Moindre exigence et conditions de travail dégradées vont de pair : horaires irréguliers (quelques heures par-ci par-là sept jours sur sept à domicile, pour le Point.fr), tarifs au rabais (les correcteurs pigistes du Monde.fr perçoivent pour un même travail dans les mêmes locaux 50 % de moins que les pigistes de l’édition papier), etc.

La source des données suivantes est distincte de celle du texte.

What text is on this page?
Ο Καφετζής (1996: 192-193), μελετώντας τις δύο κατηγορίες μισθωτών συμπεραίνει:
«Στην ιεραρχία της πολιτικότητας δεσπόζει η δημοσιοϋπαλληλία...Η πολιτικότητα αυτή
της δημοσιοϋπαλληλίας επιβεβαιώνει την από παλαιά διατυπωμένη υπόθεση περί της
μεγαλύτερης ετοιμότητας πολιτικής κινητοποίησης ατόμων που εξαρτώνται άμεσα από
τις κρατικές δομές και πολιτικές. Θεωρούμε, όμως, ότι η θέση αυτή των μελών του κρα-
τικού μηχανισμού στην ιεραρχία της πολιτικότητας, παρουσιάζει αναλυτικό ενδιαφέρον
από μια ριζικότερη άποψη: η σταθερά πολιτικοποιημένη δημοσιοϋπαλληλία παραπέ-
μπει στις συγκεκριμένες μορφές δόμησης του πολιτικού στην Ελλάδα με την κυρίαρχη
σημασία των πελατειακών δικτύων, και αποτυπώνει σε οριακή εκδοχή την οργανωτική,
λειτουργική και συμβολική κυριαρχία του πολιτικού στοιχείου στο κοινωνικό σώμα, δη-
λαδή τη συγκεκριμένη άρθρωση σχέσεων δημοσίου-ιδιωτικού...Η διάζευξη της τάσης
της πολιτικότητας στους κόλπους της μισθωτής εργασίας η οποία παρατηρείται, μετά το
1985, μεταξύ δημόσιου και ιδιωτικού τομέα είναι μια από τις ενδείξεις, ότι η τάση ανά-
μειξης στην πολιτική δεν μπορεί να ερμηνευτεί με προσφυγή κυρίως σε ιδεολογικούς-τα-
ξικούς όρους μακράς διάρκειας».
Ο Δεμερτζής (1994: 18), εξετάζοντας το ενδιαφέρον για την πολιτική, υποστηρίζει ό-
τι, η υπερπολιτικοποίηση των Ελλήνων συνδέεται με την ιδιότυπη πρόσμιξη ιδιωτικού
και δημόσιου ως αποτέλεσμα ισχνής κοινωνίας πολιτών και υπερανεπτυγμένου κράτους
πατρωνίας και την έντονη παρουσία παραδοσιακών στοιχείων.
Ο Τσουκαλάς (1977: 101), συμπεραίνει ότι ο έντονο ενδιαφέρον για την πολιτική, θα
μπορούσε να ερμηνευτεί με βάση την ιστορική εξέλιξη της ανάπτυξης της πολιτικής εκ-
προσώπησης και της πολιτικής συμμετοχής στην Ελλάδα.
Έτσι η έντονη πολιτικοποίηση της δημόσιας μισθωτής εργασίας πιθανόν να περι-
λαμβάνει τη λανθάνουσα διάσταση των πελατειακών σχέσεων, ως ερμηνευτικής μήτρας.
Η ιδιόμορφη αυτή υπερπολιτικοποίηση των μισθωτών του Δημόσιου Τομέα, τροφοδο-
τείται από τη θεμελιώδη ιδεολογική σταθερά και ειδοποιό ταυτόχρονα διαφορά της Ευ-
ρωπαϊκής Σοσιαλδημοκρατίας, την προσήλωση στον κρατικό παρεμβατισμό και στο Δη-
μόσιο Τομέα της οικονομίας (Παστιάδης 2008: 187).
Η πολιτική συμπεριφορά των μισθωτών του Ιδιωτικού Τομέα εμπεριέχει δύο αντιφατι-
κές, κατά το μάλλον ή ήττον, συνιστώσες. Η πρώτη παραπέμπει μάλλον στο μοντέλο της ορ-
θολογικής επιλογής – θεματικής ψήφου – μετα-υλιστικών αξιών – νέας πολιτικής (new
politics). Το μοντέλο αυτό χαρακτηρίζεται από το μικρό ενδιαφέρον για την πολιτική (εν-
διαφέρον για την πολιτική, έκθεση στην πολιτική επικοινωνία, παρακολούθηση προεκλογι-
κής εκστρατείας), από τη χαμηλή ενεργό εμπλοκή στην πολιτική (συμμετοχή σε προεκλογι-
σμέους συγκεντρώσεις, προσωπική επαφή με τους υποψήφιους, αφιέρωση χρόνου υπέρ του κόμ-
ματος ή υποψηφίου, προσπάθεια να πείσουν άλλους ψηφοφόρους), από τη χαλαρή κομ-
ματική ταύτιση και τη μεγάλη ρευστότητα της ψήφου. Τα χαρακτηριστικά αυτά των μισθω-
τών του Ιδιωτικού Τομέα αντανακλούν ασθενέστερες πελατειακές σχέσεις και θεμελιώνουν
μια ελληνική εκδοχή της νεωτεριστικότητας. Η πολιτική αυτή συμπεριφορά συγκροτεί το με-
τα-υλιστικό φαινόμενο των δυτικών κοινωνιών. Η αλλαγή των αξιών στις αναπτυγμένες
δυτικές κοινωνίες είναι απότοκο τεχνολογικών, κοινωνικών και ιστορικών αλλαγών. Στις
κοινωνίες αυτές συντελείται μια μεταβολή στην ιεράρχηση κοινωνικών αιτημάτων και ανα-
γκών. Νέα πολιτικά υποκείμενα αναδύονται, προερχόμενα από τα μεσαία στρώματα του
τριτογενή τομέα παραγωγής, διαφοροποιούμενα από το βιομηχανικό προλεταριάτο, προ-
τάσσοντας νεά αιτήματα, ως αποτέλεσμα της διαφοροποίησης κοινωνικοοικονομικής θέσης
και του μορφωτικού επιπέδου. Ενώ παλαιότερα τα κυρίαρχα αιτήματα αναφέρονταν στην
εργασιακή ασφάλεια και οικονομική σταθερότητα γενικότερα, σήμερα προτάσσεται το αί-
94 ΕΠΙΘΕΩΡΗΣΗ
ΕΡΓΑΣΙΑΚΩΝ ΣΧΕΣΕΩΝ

Par ailleurs, le travail à domicile (TAD) pour la correction des éditions papier de certains titres de presse périodique existe d’ores et déjà, on en voit quelques exemples ici et là sous diverses formes. À surveiller de près, car le travail en ligne pourrait bien se développer dans les années qui viennent, dans la presse comme dans d’autres secteurs, et l’on peut craindre une dégradation des conditions de travail. On sait ce qu’il en est dans l’édition et dans la com, où les correcteurs sont maintenant sommés de « travailler en indépendant » en adoptant le statut d’auto-entrepreneur, ce qui les prive des droits sociaux tels que l’assurance chômage, la retraite ou la formation s’ils n’y cotisent pas eux-mêmes et permet aux ci-devant employeurs devenus clients d’imposer leurs conditions sans se soucier du droit du travail.

En outre, auto-entrepreneur ou pas, chaque travailleur à domicile négocie seul à seul avec son employeur, en concurrence avec les autres salariés et avec pour seul arbitre la main invisible du marché du travail.